PostgreSQL 原始碼解讀(31)- 查詢語句#16(查詢優化-表示式預處理#1)
本節簡單介紹了PG查詢優化對錶達式預處理中連線Var(RTE中的Var,其中RTE_KIND=RTE_JOIN)溯源的過程。處理邏輯在主函式subquery_planner中通過呼叫flatten_join_alias_vars函式實現,該函式位於src/backend/optimizer/util/var.c檔案中。
一、基本概念
連線Var溯源,意思是把連線產生的中間結果(中間結果也是Relation關係的一種)的投影替換為實際存在的關係的列(在PG中通過Var表示)。
如下面的SQL語句:
select a.*,b.grbh,b.je
from t_dwxx a,
lateral (select t1.dwbh,t1.grbh,t2.je
from t_grxx t1 inner join t_jfxx t2
on t1.dwbh = a.dwbh
and t1.grbh = t2.grbh) b;
b與a連線運算,查詢樹Query中的投影b.grbh和b.je這兩列如需依賴關係b(子查詢產生的中間結果),則需要把中間關係的投影列替換為實際的Relation的投影列,即t_grxx和t_jfxx的資料列.
PG原始碼中的註釋:
/*
* If the query has any join RTEs, replace join alias variables with
* base-relation variables. We must do this first, since any expressions
* we may extract from the joinaliasvars lists have not been preprocessed.
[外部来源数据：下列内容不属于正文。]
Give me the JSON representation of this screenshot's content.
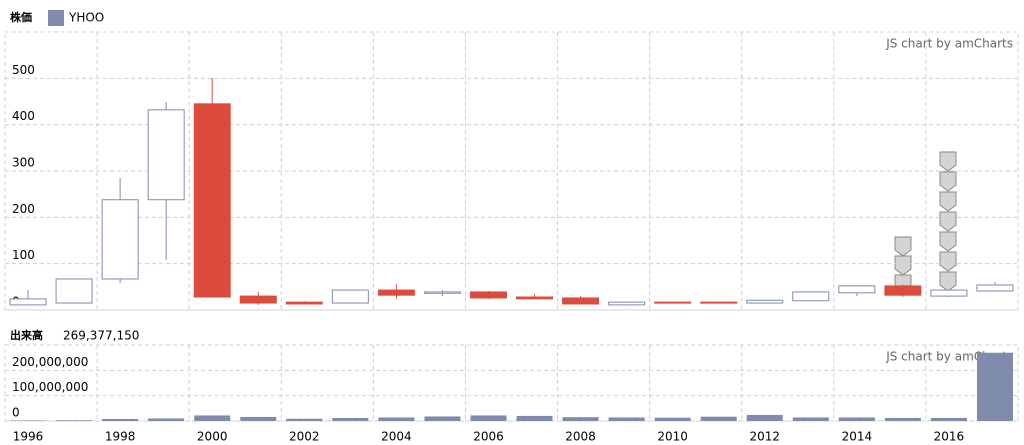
{
  "chart_data": [
    {
      "type": "candlestick",
      "title": "株価",
      "credit": "JS chart by amCharts",
      "categories": [
        "1996",
        null,
        "1998",
        null,
        "2000",
        null,
        "2002",
        null,
        "2004",
        null,
        "2006",
        null,
        "2008",
        null,
        "2010",
        null,
        "2012",
        null,
        "2014",
        null,
        "2016",
        null
      ],
      "series": [
        {
          "name": "YHOO",
          "color": "#7f8bab",
          "down_color": "#db4c3c",
          "open": [
            11,
            15,
            67,
            238,
            445,
            30,
            17,
            15,
            43,
            36,
            39,
            28,
            26,
            11,
            17,
            17,
            15,
            20,
            37,
            52,
            30,
            41
          ],
          "high": [
            43,
            67,
            285,
            449,
            501,
            39,
            19,
            43,
            56,
            43,
            41,
            34,
            30,
            17,
            18,
            18,
            21,
            39,
            52,
            55,
            43,
            60
          ],
          "low": [
            10,
            15,
            58,
            108,
            28,
            11,
            12,
            15,
            24,
            30,
            24,
            23,
            13,
            10,
            14,
            14,
            14,
            20,
            30,
            28,
            28,
            41
          ],
          "close": [
            24,
            67,
            238,
            432,
            28,
            15,
            13,
            43,
            32,
            39,
            26,
            24,
            13,
            17,
            15,
            15,
            21,
            39,
            52,
            32,
            43,
            54
          ]
        }
      ],
      "ylim": [
        0,
        600
      ],
      "yticks": [
        0,
        100,
        200,
        300,
        400,
        500
      ],
      "grid": true
    },
    {
      "type": "bar",
      "title": "出来高",
      "legend_value_label": "269,377,150",
      "credit": "JS chart by amCharts",
      "series": [
        {
          "name": "YHOO",
          "color": "#7f8bab",
          "values": [
            2000000,
            3000000,
            8000000,
            10000000,
            22000000,
            16000000,
            9000000,
            12000000,
            14000000,
            18000000,
            22000000,
            20000000,
            15000000,
            14000000,
            13000000,
            17000000,
            24000000,
            14000000,
            14000000,
            12000000,
            12000000,
            269377150
          ]
        }
      ],
      "ylim": [
        0,
        300000000
      ],
      "yticks": [
        0,
        {
          "value": 100000000,
          "label": "100,000,000"
        },
        {
          "value": 200000000,
          "label": "200,000,000"
        }
      ],
      "grid": true
    }
  ]
}
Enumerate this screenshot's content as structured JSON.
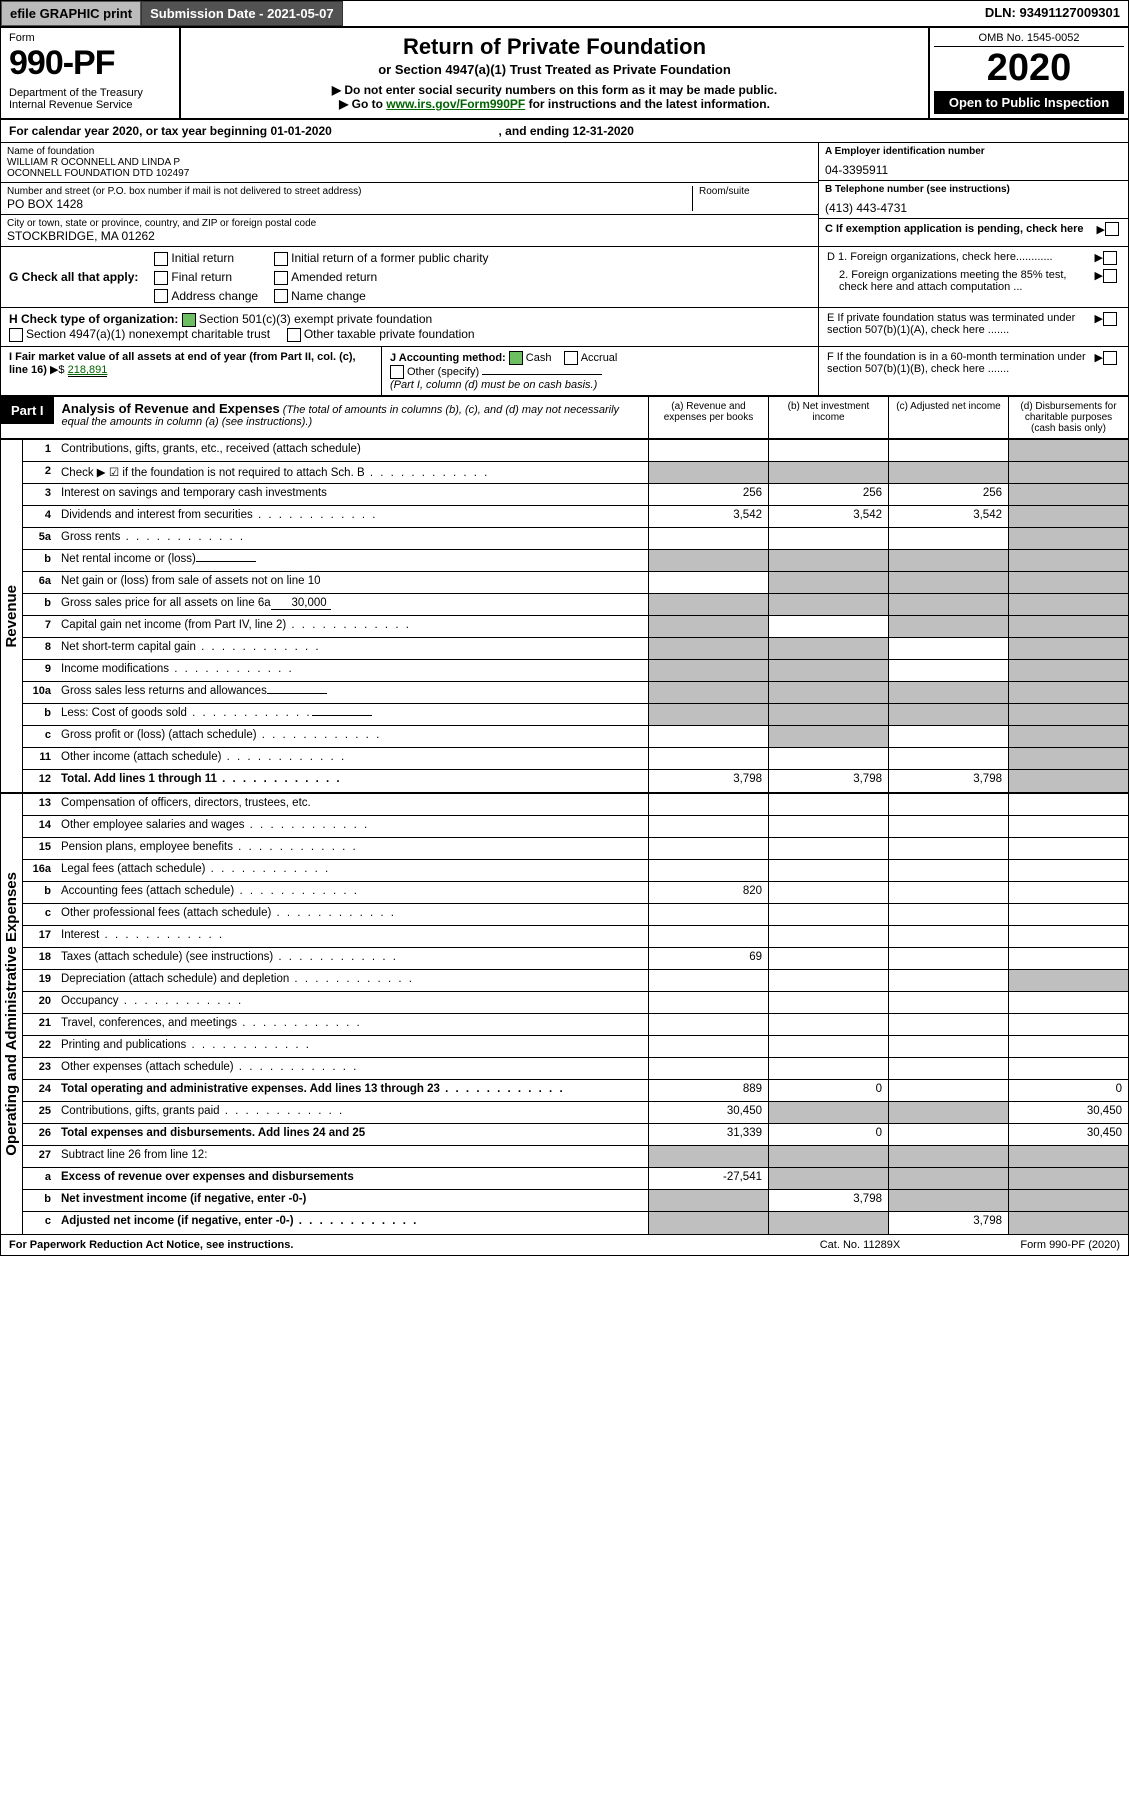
{
  "topbar": {
    "efile": "efile GRAPHIC print",
    "submission": "Submission Date - 2021-05-07",
    "dln": "DLN: 93491127009301"
  },
  "hdr": {
    "form_word": "Form",
    "form_num": "990-PF",
    "dept": "Department of the Treasury\nInternal Revenue Service",
    "title": "Return of Private Foundation",
    "subtitle": "or Section 4947(a)(1) Trust Treated as Private Foundation",
    "note1": "▶ Do not enter social security numbers on this form as it may be made public.",
    "note2_pre": "▶ Go to ",
    "note2_link": "www.irs.gov/Form990PF",
    "note2_post": " for instructions and the latest information.",
    "omb": "OMB No. 1545-0052",
    "year": "2020",
    "open": "Open to Public Inspection"
  },
  "cal": {
    "text": "For calendar year 2020, or tax year beginning 01-01-2020",
    "ending": ", and ending 12-31-2020"
  },
  "info": {
    "name_lbl": "Name of foundation",
    "name": "WILLIAM R OCONNELL AND LINDA P\nOCONNELL FOUNDATION DTD 102497",
    "addr_lbl": "Number and street (or P.O. box number if mail is not delivered to street address)",
    "addr": "PO BOX 1428",
    "room_lbl": "Room/suite",
    "room": "",
    "city_lbl": "City or town, state or province, country, and ZIP or foreign postal code",
    "city": "STOCKBRIDGE, MA  01262",
    "A_lbl": "A Employer identification number",
    "A": "04-3395911",
    "B_lbl": "B Telephone number (see instructions)",
    "B": "(413) 443-4731",
    "C_lbl": "C If exemption application is pending, check here",
    "D1": "D 1. Foreign organizations, check here............",
    "D2": "2. Foreign organizations meeting the 85% test, check here and attach computation ...",
    "E": "E  If private foundation status was terminated under section 507(b)(1)(A), check here .......",
    "F": "F  If the foundation is in a 60-month termination under section 507(b)(1)(B), check here ......."
  },
  "G": {
    "label": "G Check all that apply:",
    "opts": [
      "Initial return",
      "Final return",
      "Address change",
      "Initial return of a former public charity",
      "Amended return",
      "Name change"
    ]
  },
  "H": {
    "label": "H Check type of organization:",
    "opt1": "Section 501(c)(3) exempt private foundation",
    "opt2": "Section 4947(a)(1) nonexempt charitable trust",
    "opt3": "Other taxable private foundation"
  },
  "I": {
    "label": "I Fair market value of all assets at end of year (from Part II, col. (c), line 16)",
    "prefix": "▶$",
    "value": "218,891"
  },
  "J": {
    "label": "J Accounting method:",
    "cash": "Cash",
    "accrual": "Accrual",
    "other": "Other (specify)",
    "note": "(Part I, column (d) must be on cash basis.)"
  },
  "part1": {
    "label": "Part I",
    "title": "Analysis of Revenue and Expenses",
    "title_note": "(The total of amounts in columns (b), (c), and (d) may not necessarily equal the amounts in column (a) (see instructions).)",
    "cols": [
      "(a) Revenue and expenses per books",
      "(b) Net investment income",
      "(c) Adjusted net income",
      "(d) Disbursements for charitable purposes (cash basis only)"
    ]
  },
  "revenue_side": "Revenue",
  "expense_side": "Operating and Administrative Expenses",
  "lines": {
    "1": {
      "n": "1",
      "t": "Contributions, gifts, grants, etc., received (attach schedule)",
      "a": "",
      "b": "",
      "c": "",
      "d": "grey"
    },
    "2": {
      "n": "2",
      "t": "Check ▶ ☑ if the foundation is not required to attach Sch. B",
      "dots": true,
      "a": "grey",
      "b": "grey",
      "c": "grey",
      "d": "grey",
      "att": false
    },
    "3": {
      "n": "3",
      "t": "Interest on savings and temporary cash investments",
      "a": "256",
      "b": "256",
      "c": "256",
      "d": "grey"
    },
    "4": {
      "n": "4",
      "t": "Dividends and interest from securities",
      "dots": true,
      "a": "3,542",
      "b": "3,542",
      "c": "3,542",
      "d": "grey"
    },
    "5a": {
      "n": "5a",
      "t": "Gross rents",
      "dots": true,
      "a": "",
      "b": "",
      "c": "",
      "d": "grey"
    },
    "5b": {
      "n": "b",
      "t": "Net rental income or (loss)",
      "a": "grey",
      "b": "grey",
      "c": "grey",
      "d": "grey",
      "inline": ""
    },
    "6a": {
      "n": "6a",
      "t": "Net gain or (loss) from sale of assets not on line 10",
      "a": "",
      "b": "grey",
      "c": "grey",
      "d": "grey"
    },
    "6b": {
      "n": "b",
      "t": "Gross sales price for all assets on line 6a",
      "inline": "30,000",
      "a": "grey",
      "b": "grey",
      "c": "grey",
      "d": "grey"
    },
    "7": {
      "n": "7",
      "t": "Capital gain net income (from Part IV, line 2)",
      "dots": true,
      "a": "grey",
      "b": "",
      "c": "grey",
      "d": "grey"
    },
    "8": {
      "n": "8",
      "t": "Net short-term capital gain",
      "dots": true,
      "a": "grey",
      "b": "grey",
      "c": "",
      "d": "grey"
    },
    "9": {
      "n": "9",
      "t": "Income modifications",
      "dots": true,
      "a": "grey",
      "b": "grey",
      "c": "",
      "d": "grey"
    },
    "10a": {
      "n": "10a",
      "t": "Gross sales less returns and allowances",
      "inline": "",
      "a": "grey",
      "b": "grey",
      "c": "grey",
      "d": "grey"
    },
    "10b": {
      "n": "b",
      "t": "Less: Cost of goods sold",
      "dots": true,
      "inline": "",
      "a": "grey",
      "b": "grey",
      "c": "grey",
      "d": "grey"
    },
    "10c": {
      "n": "c",
      "t": "Gross profit or (loss) (attach schedule)",
      "dots": true,
      "a": "",
      "b": "grey",
      "c": "",
      "d": "grey"
    },
    "11": {
      "n": "11",
      "t": "Other income (attach schedule)",
      "dots": true,
      "a": "",
      "b": "",
      "c": "",
      "d": "grey"
    },
    "12": {
      "n": "12",
      "t": "Total. Add lines 1 through 11",
      "dots": true,
      "bold": true,
      "a": "3,798",
      "b": "3,798",
      "c": "3,798",
      "d": "grey"
    },
    "13": {
      "n": "13",
      "t": "Compensation of officers, directors, trustees, etc.",
      "a": "",
      "b": "",
      "c": "",
      "d": ""
    },
    "14": {
      "n": "14",
      "t": "Other employee salaries and wages",
      "dots": true,
      "a": "",
      "b": "",
      "c": "",
      "d": ""
    },
    "15": {
      "n": "15",
      "t": "Pension plans, employee benefits",
      "dots": true,
      "a": "",
      "b": "",
      "c": "",
      "d": ""
    },
    "16a": {
      "n": "16a",
      "t": "Legal fees (attach schedule)",
      "dots": true,
      "a": "",
      "b": "",
      "c": "",
      "d": ""
    },
    "16b": {
      "n": "b",
      "t": "Accounting fees (attach schedule)",
      "dots": true,
      "a": "820",
      "b": "",
      "c": "",
      "d": ""
    },
    "16c": {
      "n": "c",
      "t": "Other professional fees (attach schedule)",
      "dots": true,
      "a": "",
      "b": "",
      "c": "",
      "d": ""
    },
    "17": {
      "n": "17",
      "t": "Interest",
      "dots": true,
      "a": "",
      "b": "",
      "c": "",
      "d": ""
    },
    "18": {
      "n": "18",
      "t": "Taxes (attach schedule) (see instructions)",
      "dots": true,
      "a": "69",
      "b": "",
      "c": "",
      "d": ""
    },
    "19": {
      "n": "19",
      "t": "Depreciation (attach schedule) and depletion",
      "dots": true,
      "a": "",
      "b": "",
      "c": "",
      "d": "grey"
    },
    "20": {
      "n": "20",
      "t": "Occupancy",
      "dots": true,
      "a": "",
      "b": "",
      "c": "",
      "d": ""
    },
    "21": {
      "n": "21",
      "t": "Travel, conferences, and meetings",
      "dots": true,
      "a": "",
      "b": "",
      "c": "",
      "d": ""
    },
    "22": {
      "n": "22",
      "t": "Printing and publications",
      "dots": true,
      "a": "",
      "b": "",
      "c": "",
      "d": ""
    },
    "23": {
      "n": "23",
      "t": "Other expenses (attach schedule)",
      "dots": true,
      "a": "",
      "b": "",
      "c": "",
      "d": ""
    },
    "24": {
      "n": "24",
      "t": "Total operating and administrative expenses. Add lines 13 through 23",
      "dots": true,
      "bold": true,
      "a": "889",
      "b": "0",
      "c": "",
      "d": "0"
    },
    "25": {
      "n": "25",
      "t": "Contributions, gifts, grants paid",
      "dots": true,
      "a": "30,450",
      "b": "grey",
      "c": "grey",
      "d": "30,450"
    },
    "26": {
      "n": "26",
      "t": "Total expenses and disbursements. Add lines 24 and 25",
      "bold": true,
      "a": "31,339",
      "b": "0",
      "c": "",
      "d": "30,450"
    },
    "27": {
      "n": "27",
      "t": "Subtract line 26 from line 12:",
      "a": "grey",
      "b": "grey",
      "c": "grey",
      "d": "grey"
    },
    "27a": {
      "n": "a",
      "t": "Excess of revenue over expenses and disbursements",
      "bold": true,
      "a": "-27,541",
      "b": "grey",
      "c": "grey",
      "d": "grey"
    },
    "27b": {
      "n": "b",
      "t": "Net investment income (if negative, enter -0-)",
      "bold": true,
      "a": "grey",
      "b": "3,798",
      "c": "grey",
      "d": "grey"
    },
    "27c": {
      "n": "c",
      "t": "Adjusted net income (if negative, enter -0-)",
      "dots": true,
      "bold": true,
      "a": "grey",
      "b": "grey",
      "c": "3,798",
      "d": "grey"
    }
  },
  "line_order_revenue": [
    "1",
    "2",
    "3",
    "4",
    "5a",
    "5b",
    "6a",
    "6b",
    "7",
    "8",
    "9",
    "10a",
    "10b",
    "10c",
    "11",
    "12"
  ],
  "line_order_expense": [
    "13",
    "14",
    "15",
    "16a",
    "16b",
    "16c",
    "17",
    "18",
    "19",
    "20",
    "21",
    "22",
    "23",
    "24",
    "25",
    "26",
    "27",
    "27a",
    "27b",
    "27c"
  ],
  "footer": {
    "l": "For Paperwork Reduction Act Notice, see instructions.",
    "m": "Cat. No. 11289X",
    "r": "Form 990-PF (2020)"
  },
  "colors": {
    "green": "#6bbf60",
    "greycell": "#bfbfbf",
    "darkbar": "#525252"
  }
}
* For example, if we did this after sublink processing, sublinks expanded
* out from join aliases would not get processed. But we can skip this in
* non-lateral RTE functions, VALUES lists, and TABLESAMPLE clauses, since
* they can't contain any Vars of the current query level.
*/
if (root->hasJoinRTEs &&
!(kind == EXPRKIND_RTFUNC ||
kind == EXPRKIND_VALUES ||
kind == EXPRKIND_TABLESAMPLE ||
kind == EXPRKIND_TABLEFUNC))
expr = flatten_join_alias_vars(root, expr);
二、原始碼解讀
flatten_join_alias_vars
/*
* flatten_join_alias_vars
* Replace Vars that reference JOIN outputs with references to the original
* relation variables instead. This allows quals involving such vars to be
* pushed down. Whole-row Vars that reference JOIN relations are expanded
* into RowExpr constructs that name the individual output Vars. This
* is necessary since we will not scan the JOIN as a base relation, which
* is the only way that the executor can directly handle whole-row Vars.
*
* This also adjusts relid sets found in some expression node types to
* substitute the contained base rels for any join relid.
*
* If a JOIN contains sub-selects that have been flattened, its join alias
* entries might now be arbitrary expressions, not just Vars. This affects
* this function in one important way: we might find ourselves inserting
* SubLink expressions into subqueries, and we must make sure that their
* Query.hasSubLinks fields get set to true if so. If there are any
* SubLinks in the join alias lists, the outer Query should already have
* hasSubLinks = true, so this is only relevant to un-flattened subqueries.
*
* NOTE: this is used on not-yet-planned expressions. We do not expect it
* to be applied directly to the whole Query, so if we see a Query to start
* with, we do want to increment sublevels_up (this occurs for LATERAL
* subqueries).
*/
Node *
flatten_join_alias_vars(PlannerInfo *root, Node *node)
{
flatten_join_alias_vars_context context;
context.root = root;
context.sublevels_up = 0;
/* flag whether join aliases could possibly contain SubLinks */
context.possible_sublink = root->parse->hasSubLinks;
/* if hasSubLinks is already true, no need to work hard */
context.inserted_sublink = root->parse->hasSubLinks;
//呼叫flatten_join_alias_vars_mutator處理Vars
return flatten_join_alias_vars_mutator(node, &context);
}
static Node *
flatten_join_alias_vars_mutator(Node *node,
flatten_join_alias_vars_context *context)
{
if (node == NULL)
return NULL;
if (IsA(node, Var))//Var型別
{
Var *var = (Var *) node;
RangeTblEntry *rte;
Node *newvar;
/* No change unless Var belongs to a JOIN of the target level */
if (var->varlevelsup != context->sublevels_up)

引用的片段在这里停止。